For instance, the same law that Republicans cited in one of the impeachment articles also gives the administration latitude to let individuals into the country temporarily for humanitarian reasons or for the public benefit on a case-by-case basis — with no further limitations on how widely it can be applied. Such parole powers have existed since the 1950s, and several administrations — including those of Presidents Donald J. Trump, Barack Obama and George W. Bush — have used them to allow large numbers of migrants to live and work in the United States temporarily.
A second impeachment article charges Mr. Mayorkas with obstructing the G.O.P.’ s investigation, and having “knowingly made false statements” about the state of security at the southern border with Mexico. That is a reference to testimony Mr. Mayorkas gave to Congress in 2022 that his department had “operational control” of the border. Republicans have argued that this was demonstrably false under the 2006 Secure Fence Act, which defines the term as the absence of any unlawful crossings of migrants or drugs.
Mr. Mayorkas has said he was employing the far lower standard of “operational control” used by the Border Patrol, which defines the term as “the ability to detect, respond and interdict border penetrations in areas deemed as high priority.”
In a letter to the panel on Tuesday, the secretary, whom Republicans did not allow to testify publicly in his own defense after scheduling disputes, forcefully contested the charges.
“You claim that we have failed to enforce our immigration laws,” Mr. Mayorkas wrote. “That is false.” He said Republicans’ allegation that he obstructed their inquiries was “baseless and inaccurate.”
Democrats have argued that Republicans are impeaching Mr. Mayorkas as part of a strategy to keep the border in chaos so that Mr.
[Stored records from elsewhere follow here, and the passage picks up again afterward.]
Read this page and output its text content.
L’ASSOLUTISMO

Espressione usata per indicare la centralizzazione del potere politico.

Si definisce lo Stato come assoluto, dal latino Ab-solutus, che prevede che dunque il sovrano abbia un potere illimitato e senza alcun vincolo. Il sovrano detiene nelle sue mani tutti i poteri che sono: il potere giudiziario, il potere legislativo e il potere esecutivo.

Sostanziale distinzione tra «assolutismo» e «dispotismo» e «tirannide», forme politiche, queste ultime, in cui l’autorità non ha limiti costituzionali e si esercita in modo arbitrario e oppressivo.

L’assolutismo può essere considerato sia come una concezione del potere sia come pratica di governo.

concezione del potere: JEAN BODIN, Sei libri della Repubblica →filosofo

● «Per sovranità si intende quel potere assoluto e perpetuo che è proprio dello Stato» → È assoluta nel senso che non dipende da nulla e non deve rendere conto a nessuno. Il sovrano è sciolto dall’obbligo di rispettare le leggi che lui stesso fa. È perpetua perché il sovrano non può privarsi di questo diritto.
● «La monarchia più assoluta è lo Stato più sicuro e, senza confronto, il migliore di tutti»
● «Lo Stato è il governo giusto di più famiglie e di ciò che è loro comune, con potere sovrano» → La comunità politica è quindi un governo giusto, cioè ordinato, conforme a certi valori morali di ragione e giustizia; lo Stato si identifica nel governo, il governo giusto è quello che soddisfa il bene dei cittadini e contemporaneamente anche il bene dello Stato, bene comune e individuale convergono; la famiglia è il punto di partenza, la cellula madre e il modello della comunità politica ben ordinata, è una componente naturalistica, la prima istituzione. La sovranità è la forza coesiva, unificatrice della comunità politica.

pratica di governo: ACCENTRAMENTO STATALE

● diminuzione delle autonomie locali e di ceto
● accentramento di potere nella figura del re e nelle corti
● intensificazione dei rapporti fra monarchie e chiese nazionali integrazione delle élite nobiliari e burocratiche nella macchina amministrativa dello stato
Trump, who is once again marching toward the G.O.P. presidential nomination, can capitalize on public dissatisfaction and campaign on a pledge to fix it.
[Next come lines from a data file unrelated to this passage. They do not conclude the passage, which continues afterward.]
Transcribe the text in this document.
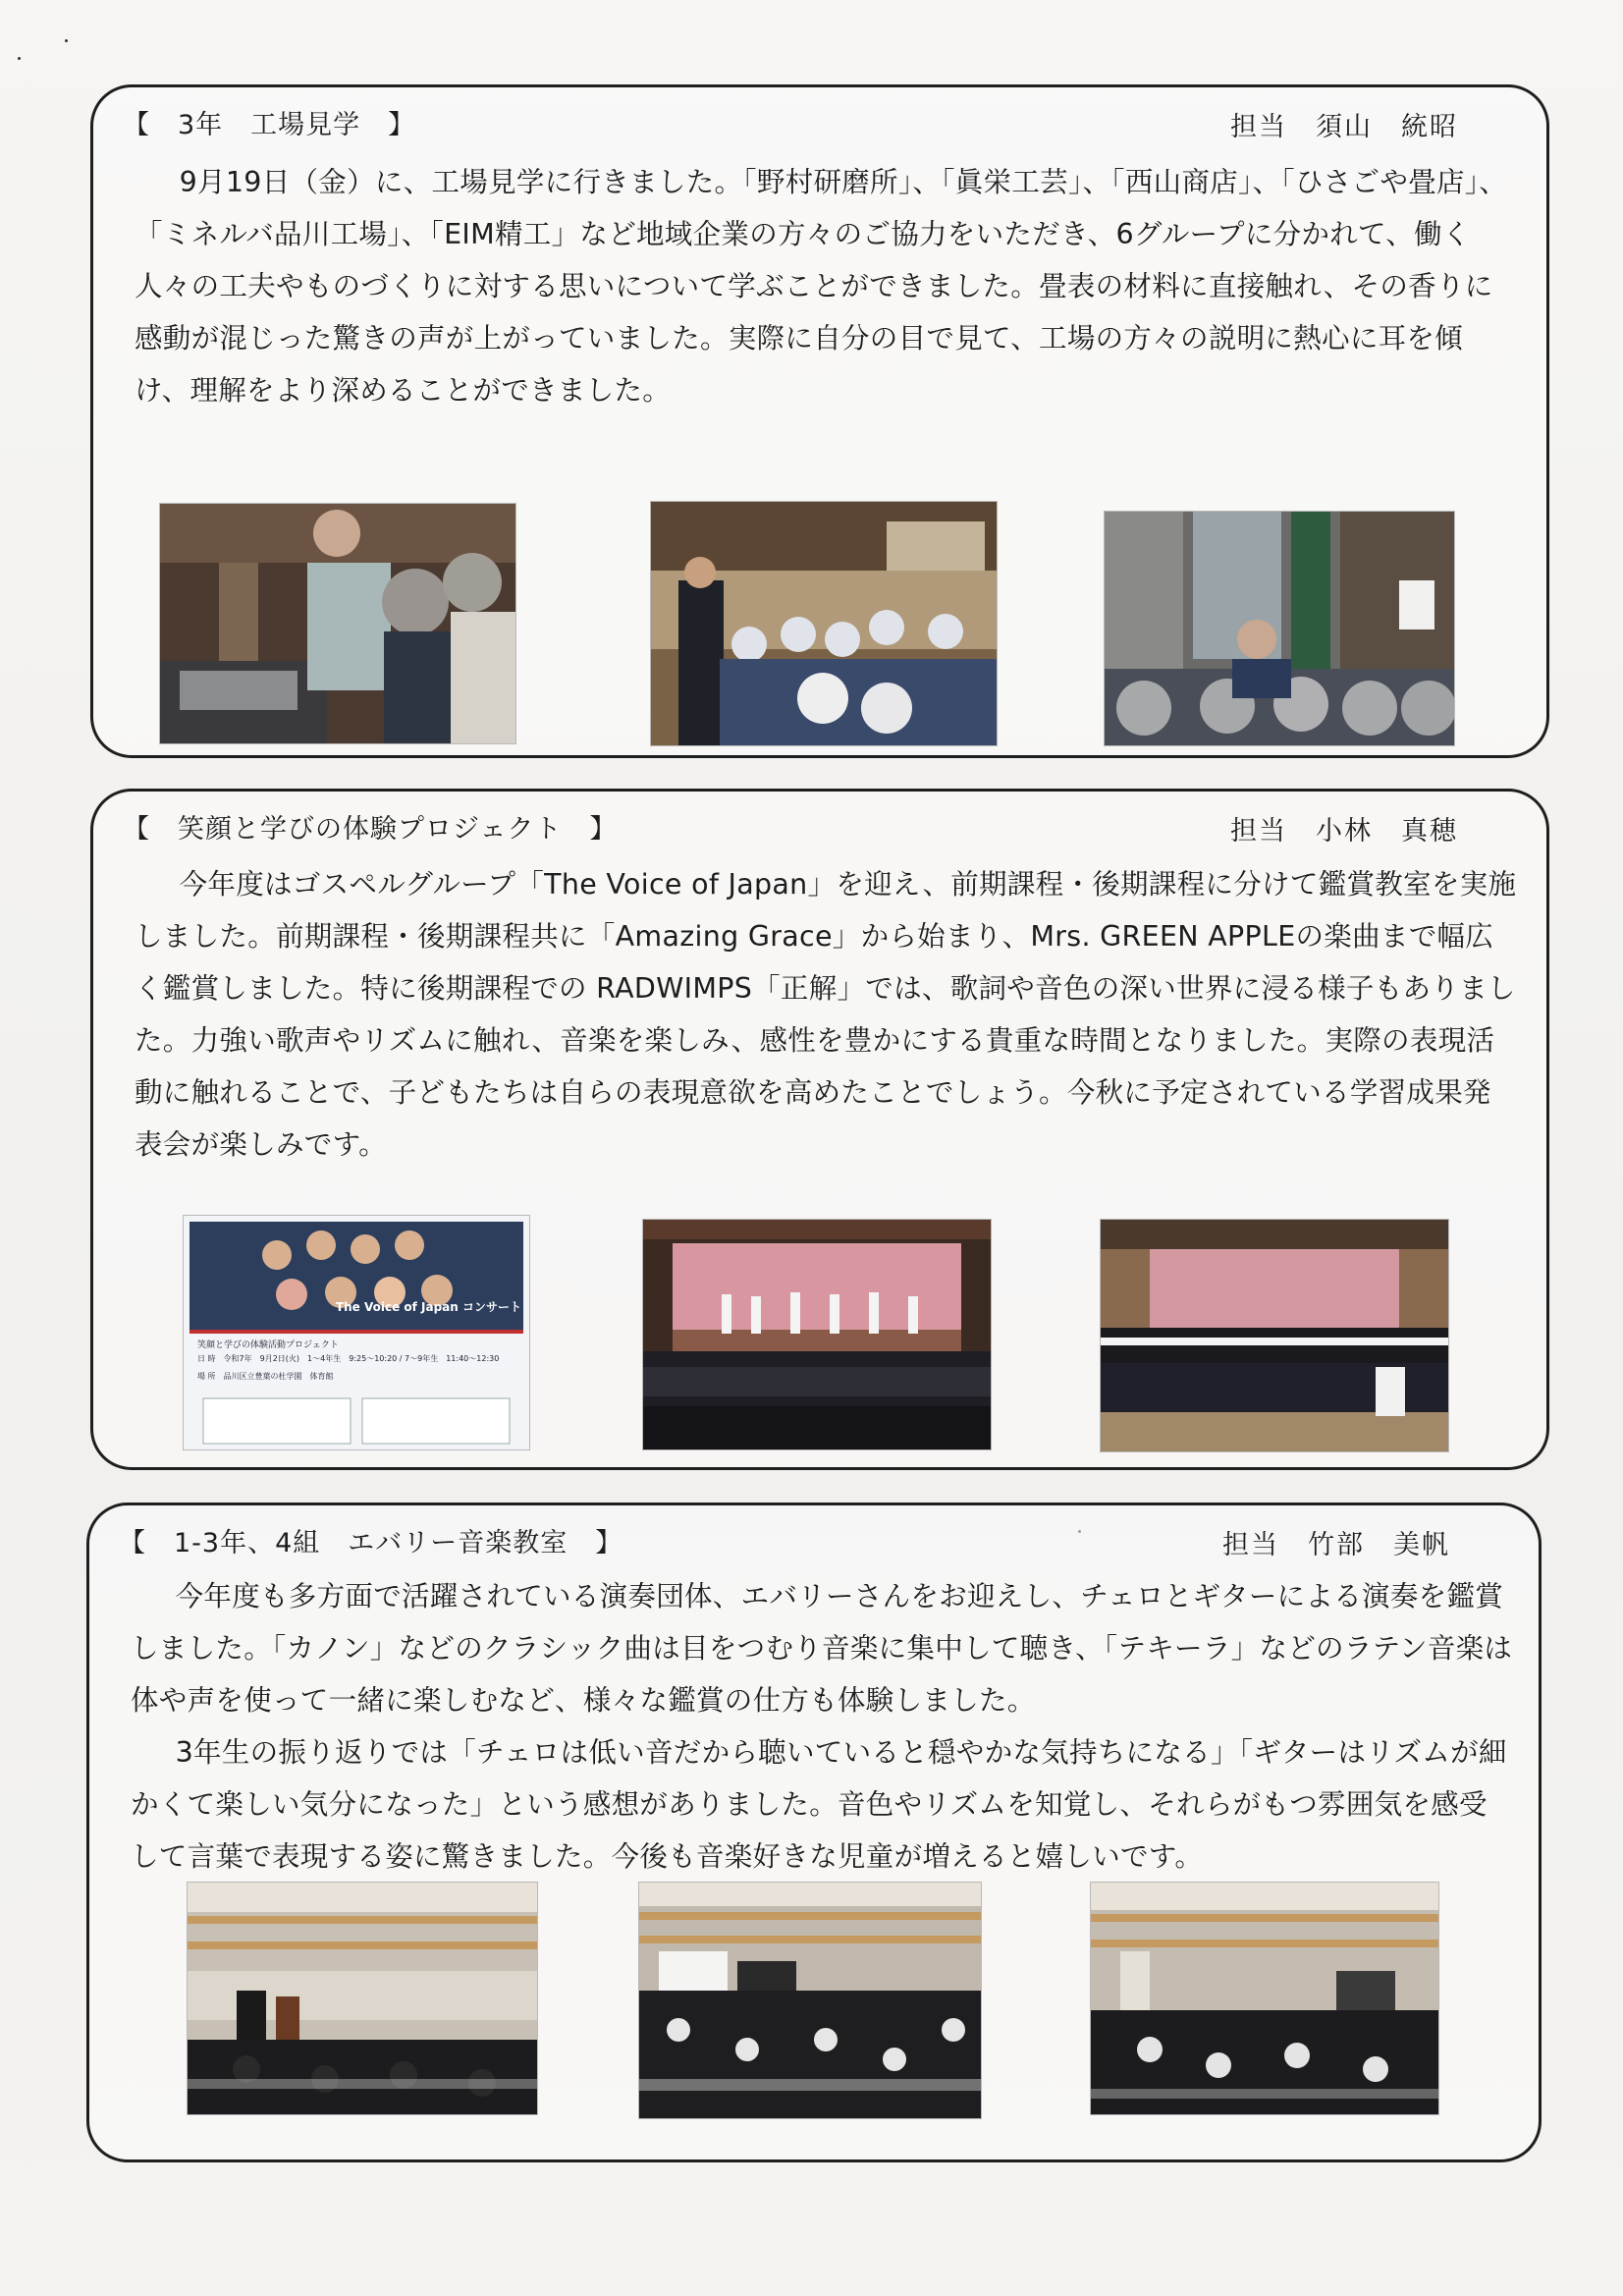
【　3年　工場見学　】	担当　須山　統昭

9月19日（金）に、工場見学に行きました。「野村研磨所」、「眞栄工芸」、「西山商店」、「ひさごや畳店」、「ミネルバ品川工場」、「EIM精工」など地域企業の方々のご協力をいただき、6グループに分かれて、働く人々の工夫やものづくりに対する思いについて学ぶことができました。畳表の材料に直接触れ、その香りに感動が混じった驚きの声が上がっていました。実際に自分の目で見て、工場の方々の説明に熱心に耳を傾け、理解をより深めることができました。

【　笑顔と学びの体験プロジェクト　】	担当　小林　真穂

今年度はゴスペルグループ「The Voice of Japan」を迎え、前期課程・後期課程に分けて鑑賞教室を実施しました。前期課程・後期課程共に「Amazing Grace」から始まり、Mrs. GREEN APPLEの楽曲まで幅広く鑑賞しました。特に後期課程での RADWIMPS「正解」では、歌詞や音色の深い世界に浸る様子もありました。力強い歌声やリズムに触れ、音楽を楽しみ、感性を豊かにする貴重な時間となりました。実際の表現活動に触れることで、子どもたちは自らの表現意欲を高めたことでしょう。今秋に予定されている学習成果発表会が楽しみです。

The Voice of Japan コンサート
笑顔と学びの体験活動プロジェクト
日 時　令和7年　9月2日(火)　1〜4年生　9:25〜10:20 / 7〜9年生　11:40〜12:30
場 所　品川区立豊葉の杜学園　体育館
【　1-3年、4組　エバリー音楽教室　】	担当　竹部　美帆

今年度も多方面で活躍されている演奏団体、エバリーさんをお迎えし、チェロとギターによる演奏を鑑賞しました。「カノン」などのクラシック曲は目をつむり音楽に集中して聴き、「テキーラ」などのラテン音楽は体や声を使って一緒に楽しむなど、様々な鑑賞の仕方も体験しました。

3年生の振り返りでは「チェロは低い音だから聴いていると穏やかな気持ちになる」「ギターはリズムが細かくて楽しい気分になった」という感想がありました。音色やリズムを知覚し、それらがもつ雰囲気を感受して言葉で表現する姿に驚きました。今後も音楽好きな児童が増えると嬉しいです。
“Republicans are perpetuating challenges at the border to help re-elect Donald Trump,” Democrats on the Homeland Security panel wrote in a report. They asserted that the G.O.P. was trying to make Mr. Mayorkas a scapegoat for problems only Congress could solve.
“They are playing the political blame game to deflect attention from their failure to take meaningful action on border security and immigration legislation and provide necessary border security funding,” the report said.
Republicans maintain that the Constitution offers ample latitude to impeach an official over what, in this instance, they call Mr. Mayorkas’s “ill behavior” toward the law.
“His refusal to obey the law is not only an offense against the separation of powers in the Constitution of the United States,” one impeachment article says. “It also threatens our national security and has had a dire impact on communities across the country.”
The last cabinet secretary to be impeached, William W. Belknap, the secretary of war under President Ulysses S. Grant, was charged in 1876 with corruption and taking part in a kickback scheme. He was later acquitted by the Senate.